Il y a dix ans, des dizaines de milliers d’« indignés », plus souvent appelés « 15-M », investissaient les places en Espagne, protestant contre la crise, le chômage, la corruption. Une nouvelle forme de contestation qui a inspiré jusqu’à New York. Trois ans plus tard, Podemos, un nouveau parti de gauche radicale, catalyse une partie de leurs aspirations, même si nombre d’« indignés » refusent de le considérer comme leur seul héritier. Dix ans après, que reste-t-il en Espagne du mouvement et de sa traduction politique ?
La sociologue Héloïse Nez, enseignante-chercheuse à l’université de Tours, spécialiste de la démocratie participative et des mouvements sociaux, a répondu à nos questions.
Pouvez-vous nous rappeler comment les « indignés » sont apparus il y a dix ans en Espagne ?
Dimanche 15 mai 2011, à une semaine des élections municipales et régionales espagnoles, une mobilisation citoyenne inattendue s’empare de la place de la Puerta del Sol, à Madrid. Plusieurs collectifs, regroupés au sein de la plate-forme Democracia real ya [« une vraie démocratie, maintenant »], convoquent ce rassemblement par les réseaux sociaux. Le soir, des jeunes installent un campement improvisé sur la place, en réponse à la répression policière de la fin de la manifestation.

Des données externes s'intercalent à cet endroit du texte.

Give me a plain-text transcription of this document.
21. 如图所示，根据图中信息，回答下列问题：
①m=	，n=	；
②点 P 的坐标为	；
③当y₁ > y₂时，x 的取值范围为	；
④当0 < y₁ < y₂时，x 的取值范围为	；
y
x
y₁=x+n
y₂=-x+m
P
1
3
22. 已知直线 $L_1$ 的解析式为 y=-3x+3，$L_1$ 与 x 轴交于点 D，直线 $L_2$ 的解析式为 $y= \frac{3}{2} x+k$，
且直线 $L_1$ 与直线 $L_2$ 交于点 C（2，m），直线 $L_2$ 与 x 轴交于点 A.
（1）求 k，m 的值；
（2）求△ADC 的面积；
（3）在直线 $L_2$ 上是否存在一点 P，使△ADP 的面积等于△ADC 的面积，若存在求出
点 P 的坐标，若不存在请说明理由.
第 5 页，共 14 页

C’est le début d’une longue et massive mobilisation citoyenne à l’échelle nationale qui s’inscrit dans le sillage des « printemps arabes ». En Espagne, on s’en souvient comme le mouvement du 15-M et en France comme de celui des « indignés ». Ces manifestants protestaient pour une véritable démocratie et dénonçaient, entre autres, le bipartisme, la corruption, le système électoral : « no nos representan » [« ils ne nous représentent pas »], scandaient-ils. Pour la plupart éduqués, ils étaient de tous les âges et ne se réclamaient d’aucun parti, n’avaient pas de leader. Les participants du 15-M tentaient de s’autogérer et de créer un nouveau mode de fonctionnement démocratique sur la place publique, notamment au travers d’assemblées sans délégation de pouvoir.
Dans quelle mesure les « indignés » ont-ils influé sur la politique et la société espagnoles ?
Ce qui est certain, c’est que ce mouvement a profondément modifié la société espagnole. Le paysage politique et institutionnel a été transformé, sans pour autant mettre complétement fin au bipartisme : l’alternance au gouvernement du Parti socialiste ouvrier espagnol (PSOE) et du Parti populaire (PP) [libéral-conservateur], qui restent les partis les plus importants. Néanmoins, de nouveaux partis influents se sont développés.